Detroit Adds Manufacturing Jobs, Rises To Number Two Spot In Top U.S. Metropolitan Areas For Job Growth

Detroit Shows Big Job Growth In One Sector

Reversing the trend of the previous decade, Detroit has added more manufacturing jobs in the last two years than all but one other metropolitan area in the country.

A report released Wednesday from the think tank Brookings Institution, "Locating American Manufacturing: Trends in the Geography of Production," ranked 100 major metropolitan areas' manufacturing jobs growth from January 2010 through 2011. The Detroit metro area came in at number two, with a 12.09 percent increase, following Charleston, SC with 14.4 percent.

It's a big change from 2000 to 2010, when cities across the country lost manufacturing jobs, and the job growth in the South slowed. During that time, Detroit lost 52.1 percent of its manufacturing jobs, compared to the nationwide average of a 33.2 percent loss. But now, the report's authors say, the Midwest is seeing job growth in this area at a rate more than double the South.

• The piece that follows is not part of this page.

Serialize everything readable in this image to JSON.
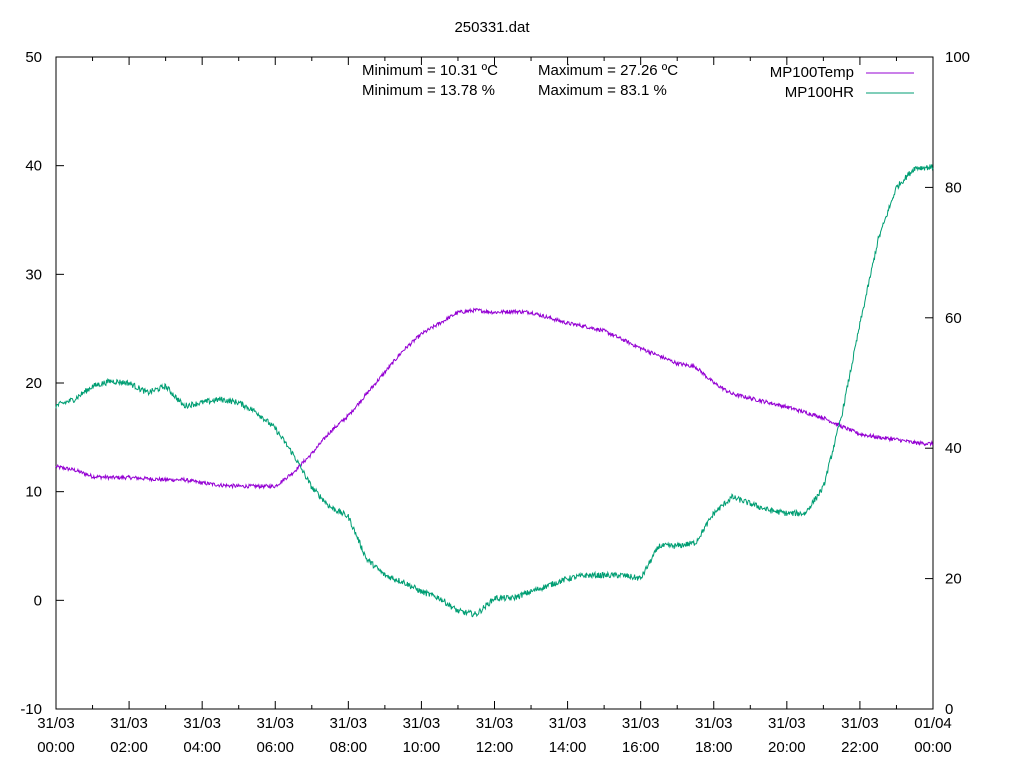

Not surprisingly, the report lists Detroit's manufacturing specialties as transportation and machinery. While the auto industry's struggles drastically impacted jobs in the area, in the last two years Michigan industry created 34,000 new jobs.

The Brookings report's authors say companies are more productive when they cluster in locations around specializations, but since the 1980s, manufacturing has become more decentralized as companies moved of metropolitan areas in search of paying lower wages. So what's the reason for the shift back to Detroit?

According to the Detroit News, union workers' concessions with the Big Three in recent years lowered wages to the point where manufacturing employers would return. However, the authors claim the findings show regions can't solely attract companies with low labor costs. They argue that federal policy needs to be enacted to encourage clustering, including supporting research and development and assisting supply chain improvement. There's also the question regarding how much of the increase is a temporary jump after the lows of the recession, and how much is long-term.

Detroit ranks sixth in total number of manufacturing jobs, with 187,821 in 2010, comprising 10.7 percent of the metro area's jobs. It ranks 25 for payscale, with an average rate of $67,804, compared to the area's average for all jobs of $50,266.